お目にかかったのは、一度きりである。
わたしが、ショートショートを書き始めたのは、中学校に入学した頃だ。
ショートショートという言葉も知らず、勝手に「超短編小説」などと銘打っていた。
SFファンの同級生がいて、その男に作品執筆を強要されたのを覚えている。
言ってみればわたしの初代編集者で、その後に出会ったどの編集者と比較しても、督促がシンプルかつ暴力的だった。
いかなる言い訳も聴く耳持たず、作品を提出するまで、毎日モノサシでひっぱくのだ。
この男は、「ノダマサヒロさん」に年賀状を出したなどと自慢していたが、わたしはまだ、「ノダマサヒロさん」と言われてもピンと来なかった。
いや、ハミルトンの「キャプテン・フューチャー」シリーズは読んでいたのだけれど、翻訳者の名前までは憶えていなかったのだ。
初代編集者は、担当する作家を教育した。毎週のように、「課題図書」が指定され、課題をこなさなければ、やはりモノサシが振り下ろされる。

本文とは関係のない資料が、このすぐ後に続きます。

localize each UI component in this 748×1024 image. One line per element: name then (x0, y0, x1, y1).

必然的に、わたしの「超短編小説」のお手本はO・ヘンリから星新一に切り替わった。
最初に何を読んだかは覚えていない。
しかし、作家志望の中学生なら必ず陥るはずの、身の程知らずの錯覚だけは、鮮明に覚えている。
これなら自分にも書ける、と思ってしまったのだった。
書けるわけがなかった。
ショートショートの制約の厳しさも、読者を驚かせるための仕掛けの精妙さも知らない未熟な中学生が、星新一の真似をしようとすれば、失敗は運命づけられている。
失敗を繰り返してから、中学生は謙虚になった。
書くのをやめて、読みふけるようになった。
読んだSFを論じることによって、初代編集者の攻撃をかわす術も身に着けた。
そろそろ、高校受験が迫っていた。
いよいよのっぴきならなくなると、中学生は自ら星新一を封印した。
何度も読み返しているのに、それもショートショート集なのに、最初のページを開くと、ついつい最後まで読み通してしまう。
毎晩これをやっていては、受験勉強どころではなかった。
今よりストイックだった中学生のわたしは、封印を頑なに守った。
合格発表の翌日、これで好きなものを読めると思った時の歓喜は忘れられない。
書店に走った。
まだ持っていなかった星新一を三冊買った。
一冊は、新潮文庫の『ようこそ地球さん』ではなかったかと思う。
星新一を封印して受験した高校が、星さんの母校だと知ったのは、ずいぶん後のことだ。
ちなみに、高校運動部の総合対抗戦でライバル校になったのが、「ノダマサヒロさん」の母校だったことも、のちに知った。
それはともかく、一度解いた封印は、もうもとに戻せなかった。
謙虚さもいつの間にか薄れて、書く意欲が復活した。
読んでは書くという高校生活が始まった。
まあ、よくある話である。
まがりなりにも、文章でお鳥目を頂けるようになったのは、モノサシと星さんのおかげ、というお話だ。
でも、お目にかかったのは、一度きりである。
わたしの短編集が出る時、SFマガジンの編集長だった今岡清さんが、こともなげに言った。
「星さんに、解説頼んじゃいましょう」と。
そんなことができるのか、と思った。
そんなこと、頼んじゃっていいのか、と思った。
とあるパーティーで、今岡さんの陰に隠れるように、ウイスキイグラスを手にした星さんに近づいた。
今岡さんが、星さんに話しかけた。
わたしは、ただどぎまぎしていた。
今にも、「無礼者!」と言われるのではないかと思った。
無礼者、とは言われなかった。
優しくお声をかけて頂いた。
ああ言おう、こう言おうと考えていた話の構成は、一瞬で吹き飛んだ。
その時自分が何を言ったか、全く覚えていない。
短編集が出来上がった時、解説を読んで、馬鹿みたいににやにやした。
もう一度読んで、またにやにやした。
お目にかかって、お話ができたのは、あの時一度きりだ。
でも、舞い上がってしまっていたのできちんとお礼も申し上げられなかった。
せっかくのチャンスなので、この場をお借りしようと思う。
ありがとうございます。今の幸せは、星さんのおかげです。モノサシは別としても。